OAI One Voice Project

Recordings Due Sunday, May 3

April 17, 2020

Thank you to everyone who submitted a video! The final project is currently being edited and will be available on this webpage soon.


Join OAI under the leadership of alumnus and 2019 Institute Choir conductor Dr. Robert Ward as we come together through song with OAI’s first-ever virtual choir performance!

Even as we are socially-distanced and sheltered-in-place, our OAI family can show our interconnectedness through an arrangement of “One Voice,” by The Wailin’ Jennys (Ruth Moody, Nicky Mehta, and Heather Masse).

On “One Voice,” songwriter Ruth Moody makes a lyrical call for unity and harmony, which resonates with us now as we collectively grapple with the COVID-19 pandemic and all its implications. The song is an artful reminder that although we are apart for now, we are not alone.

OSAI alumni, fall participants, counselors, donors—no matter your connection to OAI, if you are a vocal musician, we hope you will participate! We can't wait to sing along with you!

Step-by-Step Recording Demo and Q&A

led by OSAI alumnus and 2019 Institute Choir conductor, Dr. Robert Ward

Monday, April 20, 2020 at 3:00 p.m. CST



Deadline for submissions: Sunday, May 3, 2020 

Things you’ll need:

  • A video/audio recording device, like a smartphone. You may also use a computer, but final recordings must be submitted as an MP4 or MOV file.
  • An audio device from which you can listen to the accompanying instrumental and tempo track
    • Note: If you plan to record yourself with a computer, you will be able to listen to the accompaniment track and record from the same device.
  • If you record yourself with a phone, you will need a separate device from which you can listen to the accompaniment track.
  • Headphones or earbuds
  • Sheet music and accompanying instrumental track

How to record yourself:

1.    Set up your recording space and devices to get the best possible audio and video quality.

Recording DOs

  • Find a blank wall in a quiet, well-lit room. The more sound-dampening, soft surfaces you have the better (curtains, carpet, furniture, etc.). Bathrooms and kitchens are typically bad. Bedrooms are usually best.
  • Make sure your space is quiet. Listen carefully for ambient noises that will mess up your audio, like auto traffic, airplanes overhead, a TV in another room, a refrigerator, noisy pets, family members chatting, etc.
  • Dig up that OSAI t-shirt from 1992! This is not a requirement, but if you’ve got an OSAI shirt, we’d love to see you in it for this project.
  • Make sure you’re a couple of feet away from any walls—it’s better for the audio. If you can, record in the middle of the room, singing out into a few feet of open space rather than into a wall or other hard surface.
  • Set up your recording device so you are centered in the frame, in a horizontal, medium close-up (roughly from your shoulders to a few inches above your head). In general, sitting two feet from your camera should be a good starting point, but you may have to adjust. Position your video camera at eye level—think straight on.
  • Use a tripod, or find a way to set your device up so you are recording hands-free and not handling the camera/microphone. This will ensure for a stable image and quality sound.
  • Have an external microphone or high-quality camera? Feel free to use it! However, it is not necessary to purchase any equipment for this project. The built-in microphone and video camera of your mobile device or personal computer are perfectly suitable.

Recording DON’Ts

  • Don’t set yourself directly in front of hard surfaces, like walls or tiles. And don’t set up in a bathroom! While you may think the acoustic quality sounds nice live, there are too many hard surfaces that will distort your recorded sound.
  • Don’t be a “Backlit Betty.” Keep the light source in front of you. No recording with your back to a window.
  • Don’t forget that you’re always on, even when you’re not actively singing. Smile and act as though the entire song is a live performance. Those bits when you’re swaying along and dancing will give our editors more footage to work with!
  • Don't record your video in a vertical layout! We know we already said this, but…
  • Don't add any special effects or filters to your recording.

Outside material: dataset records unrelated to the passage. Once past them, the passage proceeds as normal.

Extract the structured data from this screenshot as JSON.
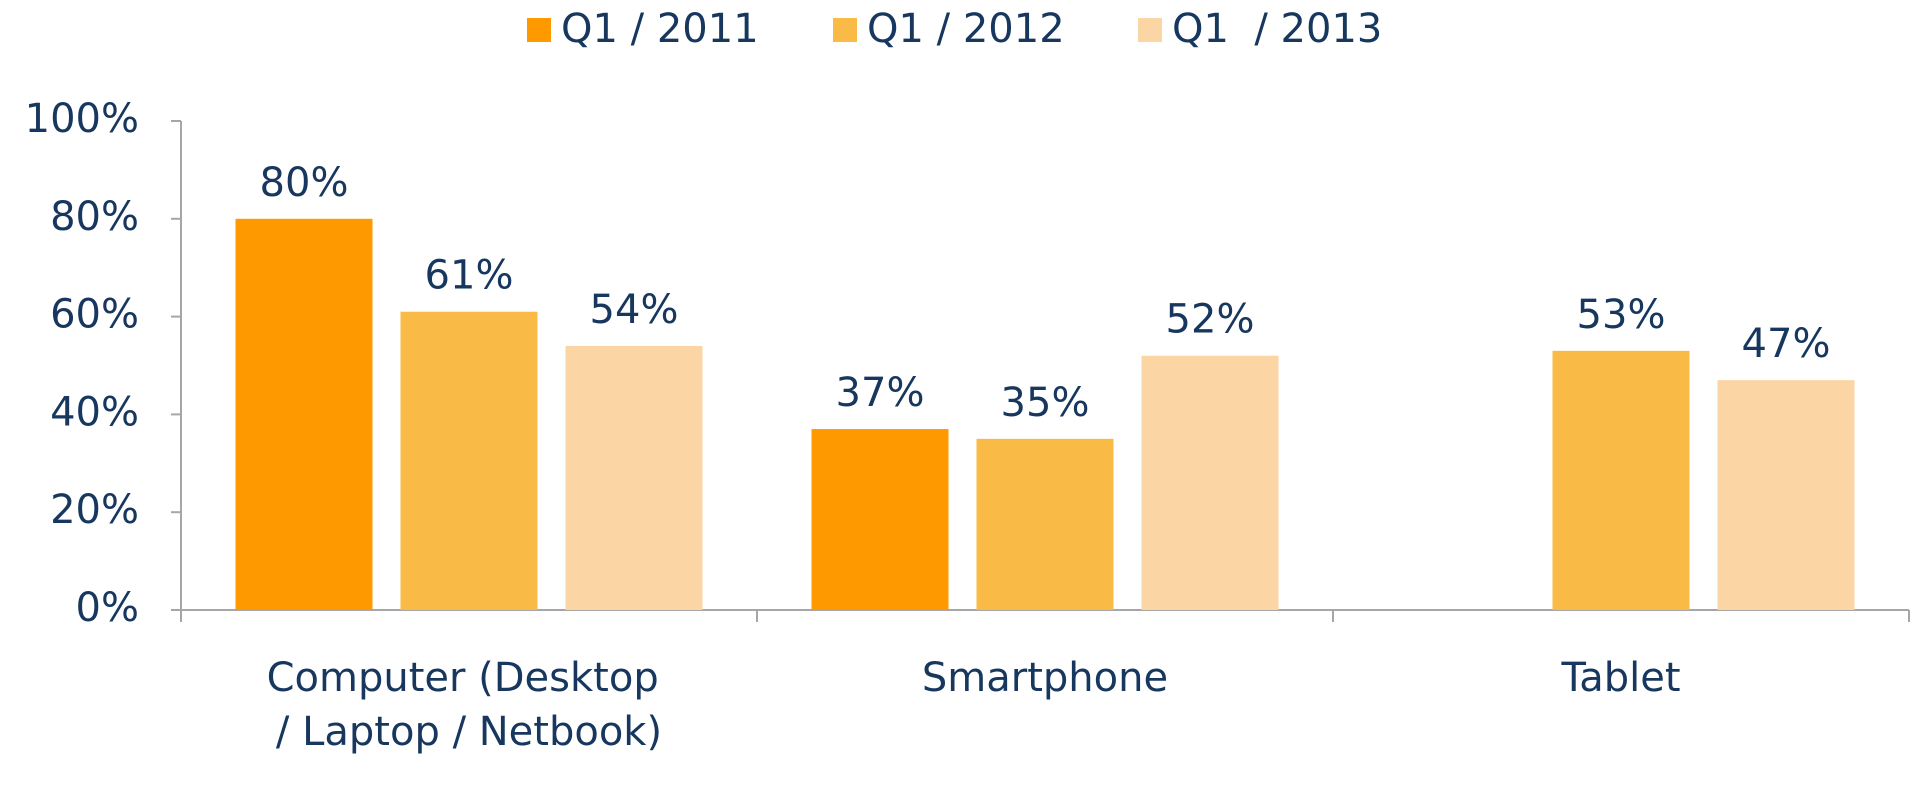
{
  "chart_data": {
    "type": "bar",
    "categories": [
      "Computer (Desktop / Laptop / Netbook)",
      "Smartphone",
      "Tablet"
    ],
    "series": [
      {
        "name": "Q1 / 2011",
        "color": "#ff9900",
        "values": [
          80,
          37,
          null
        ],
        "value_labels": [
          "80%",
          "37%",
          null
        ]
      },
      {
        "name": "Q1 / 2012",
        "color": "#f9bb45",
        "values": [
          61,
          35,
          53
        ],
        "value_labels": [
          "61%",
          "35%",
          "53%"
        ]
      },
      {
        "name": "Q1  / 2013",
        "color": "#fcd5a4",
        "values": [
          54,
          52,
          47
        ],
        "value_labels": [
          "54%",
          "52%",
          "47%"
        ]
      }
    ],
    "ylim": [
      0,
      100
    ],
    "yticks": [
      {
        "value": 0,
        "label": "0%"
      },
      {
        "value": 20,
        "label": "20%"
      },
      {
        "value": 40,
        "label": "40%"
      },
      {
        "value": 60,
        "label": "60%"
      },
      {
        "value": 80,
        "label": "80%"
      },
      {
        "value": 100,
        "label": "100%"
      }
    ],
    "legend": "top",
    "grid": false
  }
}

2.    In the accompaniment recordings, you will hear three metronome clicks followed by a verbal count in and one clap. Please count and clap along, so that we can synchronize the audio and video for the final project.

3.    Practice the song and record a few takes while listening to the accompaniment track in your earbuds. (I.e., the only sound we want on your video is your singing!)

4.    Check your playback for sound quality. If your sound levels seem too high, try moving back from the microphone. If they seem too low, come closer.

5.    Once you have a recording you are happy with, please rename your file accordingly: "VocalPart_LastName_FirstName.FileExtension" (e.g., Soprano_Doe_Jane.mov) and submit at the link below.

Upload your video here


Due to editing constraints, some video submissions may not be included in the final cut.